Они вышли из квартиры и шли молча. Сначала неловко, бочком, а потом Антонина Павловна взяла Елену под руку.
— Слушай, — сказала она. — А правда, что у вас на работе мужика задержали, который собаку на людей натравливал?
— Правда, — Елена оживилась. — Там такая история. Он их дрессировал специально, понимаете, чтобы…
И она начала рассказывать. Антонина Павловна слушала с живым интересом — свекровь вообще любила «следственные байки», хотя виду не показывала.
Про собак, про садиста, про то, как Елена допрашивала его до трёх часов ночи и он в конце концов расплакался.
— А ты, значит, говоришь ему: «Понимаешь, Василий Петрович, собаки — это зеркало души хозяина»? — переспросила свекровь.
— Ну, не совсем так. Но что-то вроде того. Главное — он поверил, что я его жалею. А я не жалела. Я таких не жалею.
— Молодец, — сказала Антонина Павловна с неожиданной теплотой. — Андрею бы твою хватку. Он у меня добрый, но бесхребетный иногда.
— Это вы про то, что он нас не повёз?
— И про то тоже. И про то, что он второй год обещает полку в коридоре прикрутить. И не прикручивает. А ты прикрутишь?

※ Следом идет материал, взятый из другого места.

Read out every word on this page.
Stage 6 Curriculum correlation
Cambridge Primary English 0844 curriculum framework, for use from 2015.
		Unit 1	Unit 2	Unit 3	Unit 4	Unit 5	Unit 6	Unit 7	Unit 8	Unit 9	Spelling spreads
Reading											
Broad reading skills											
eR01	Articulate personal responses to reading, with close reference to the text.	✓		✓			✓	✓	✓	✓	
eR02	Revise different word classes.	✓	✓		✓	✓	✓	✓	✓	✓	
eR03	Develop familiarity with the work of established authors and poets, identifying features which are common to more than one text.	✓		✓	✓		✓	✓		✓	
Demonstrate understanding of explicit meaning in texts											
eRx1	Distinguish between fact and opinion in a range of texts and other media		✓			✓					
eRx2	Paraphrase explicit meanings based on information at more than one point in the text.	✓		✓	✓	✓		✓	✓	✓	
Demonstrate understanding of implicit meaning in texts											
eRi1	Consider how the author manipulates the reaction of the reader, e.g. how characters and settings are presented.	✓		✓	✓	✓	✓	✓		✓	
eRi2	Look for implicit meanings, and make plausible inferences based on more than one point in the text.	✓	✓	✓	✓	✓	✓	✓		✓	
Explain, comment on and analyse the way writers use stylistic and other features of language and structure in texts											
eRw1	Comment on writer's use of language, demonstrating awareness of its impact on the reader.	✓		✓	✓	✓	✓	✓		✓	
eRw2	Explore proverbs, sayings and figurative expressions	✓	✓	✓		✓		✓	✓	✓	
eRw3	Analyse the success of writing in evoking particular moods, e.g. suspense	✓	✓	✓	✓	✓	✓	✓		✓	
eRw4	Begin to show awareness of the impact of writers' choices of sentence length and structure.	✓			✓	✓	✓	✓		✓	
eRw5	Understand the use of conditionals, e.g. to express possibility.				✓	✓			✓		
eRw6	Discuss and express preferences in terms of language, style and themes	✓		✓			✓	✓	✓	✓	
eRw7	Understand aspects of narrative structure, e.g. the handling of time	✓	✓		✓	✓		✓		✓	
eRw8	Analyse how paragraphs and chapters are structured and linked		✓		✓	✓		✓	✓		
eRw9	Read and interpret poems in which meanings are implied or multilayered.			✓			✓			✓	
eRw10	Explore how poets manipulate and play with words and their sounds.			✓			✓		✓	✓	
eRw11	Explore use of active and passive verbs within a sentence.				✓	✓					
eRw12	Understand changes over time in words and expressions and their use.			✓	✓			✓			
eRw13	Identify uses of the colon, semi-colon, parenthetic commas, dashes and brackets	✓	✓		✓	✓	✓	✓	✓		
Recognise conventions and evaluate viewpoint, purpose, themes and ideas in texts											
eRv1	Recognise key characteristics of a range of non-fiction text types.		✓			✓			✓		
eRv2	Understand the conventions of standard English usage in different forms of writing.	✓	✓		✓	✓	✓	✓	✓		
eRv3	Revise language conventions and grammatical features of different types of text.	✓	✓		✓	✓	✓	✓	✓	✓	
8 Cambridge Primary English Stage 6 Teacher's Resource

— Я прикручу. У меня шуруповёрт есть профессиональный.
*****
Церковь оказалась открыта. Народу было немного — кто-то уже отстоял всенощную, кто-то только подходил.
Они вошли внутрь — и Елена, которая не была в храме с прошлой Пасхи, вдруг почувствовала, как у неё перехватывает дыхание.
Там пахло ладаном и воском, горели свечи, и старушка в платочке протирала иконы влажной тряпкой.
— Ну, — шепнула Антонина Павловна. — Поставим свечи. За здравие. И за упокой. И за то, чтоб мы больше не ругались.
— А так можно? — спросила Елена, беря тонкую восковую свечу.
— Всё можно, если с верой. И если с добром, — ответила свекровь, и в этом ответе вдруг оказалась такая простая и глубокая мудрость, что Елена замолчала на несколько минут.
Они поставили свечи. Елена — за маму, за Андрея, за неродившегося ребёнка, память о котором жила в ней тихой болью.
Антонина Павловна — за себя, за сыновей, за невестку, за ту самую Ленку, которая сегодня швырнула в неё синим яйцом, но которая теперь стояла рядом и смотрела на икону Божьей Матери с таким лицом, будто просила о самом сокровенном.
Потом они вышли. На улице совсем стемнело, но в окнах домов горел уютный жёлтый свет.
— Смотри, — сказала Антонина Павловна и показала на небо. — Первая звезда. Успели.
— Куда успели? — не поняла Елена.
— Как куда? — свекровь удивилась. — Ты что, забыла? В субботу, когда первая звезда, уже можно есть кулич. Андрей-то дома один сидит. Голодный, небось. И обиженный.
— А что, пошли мириться? — спросила Елена, и в её голосе снова прозвучали лукавые нотки.
— Пошли. Только без яиц, — строго сказала Антонина Павловна. — Договорились?
— Договорились, — кивнула Елена.
Она снова взяла свекровь под руку, и они пошли обратно, обсуждая, чем завтра накрывать стол и стоит ли звать соседку Клавдию, которая в прошлом году так удачно пошутила про «святые наклейки».
Вернулись они через сорок минут. Андрей сидел на кухне — он вымыл пол, собрал скорлупу, даже протёр стены.
На столе, на чистой скатерти, стоял кулич, тарелка с творожной пасхой и три чистых яйца — белых, некрашеных.
— Вы чего? — спросил он, когда женщины вошли. — Я думал, вы уже навсегда ушли.
— Мы в церковь ходили, — сказала Антонина Павловна тоном, не терпящим возражений. — Пешком. И помирились.
— И яйца больше не будете кидать? — с подозрением спросил Андрей.
— Не будем, — ответила Елена и поцеловала его в щёку. — Прости нас. Мы правда две сумасшедшие.
— Три, — поправил он. — Три сумасшедших. Я тоже сумасшедший, что связался с вами обеими.
Он встал, обнял их — сразу обеих, неуклюже, но крепко.
— Ну что, — сказала Антонина Павловна, вытирая слезу. — Христос воскресе?
— Воистину воскресе, — ответила Елена с улыбкой.
Красить яйца они поехали на следующий день к матери Лены — профессору филологии, которая, к всеобщему удивлению, оказалась непревзойдённым мастером по росписи яиц акварелью.
Антонина Павловна привезла с собой луковую шелуху «на всякий случай», а Елена — термонаклейки с ангелами.
Яйцо они всё-таки разбили — но только одно, случайно, когда передавали друг другу через стол. И никто не швырялся.
Потому что на Пасху, говорят, даже самые страшные враги мирятся. А уж родные люди — и подавно.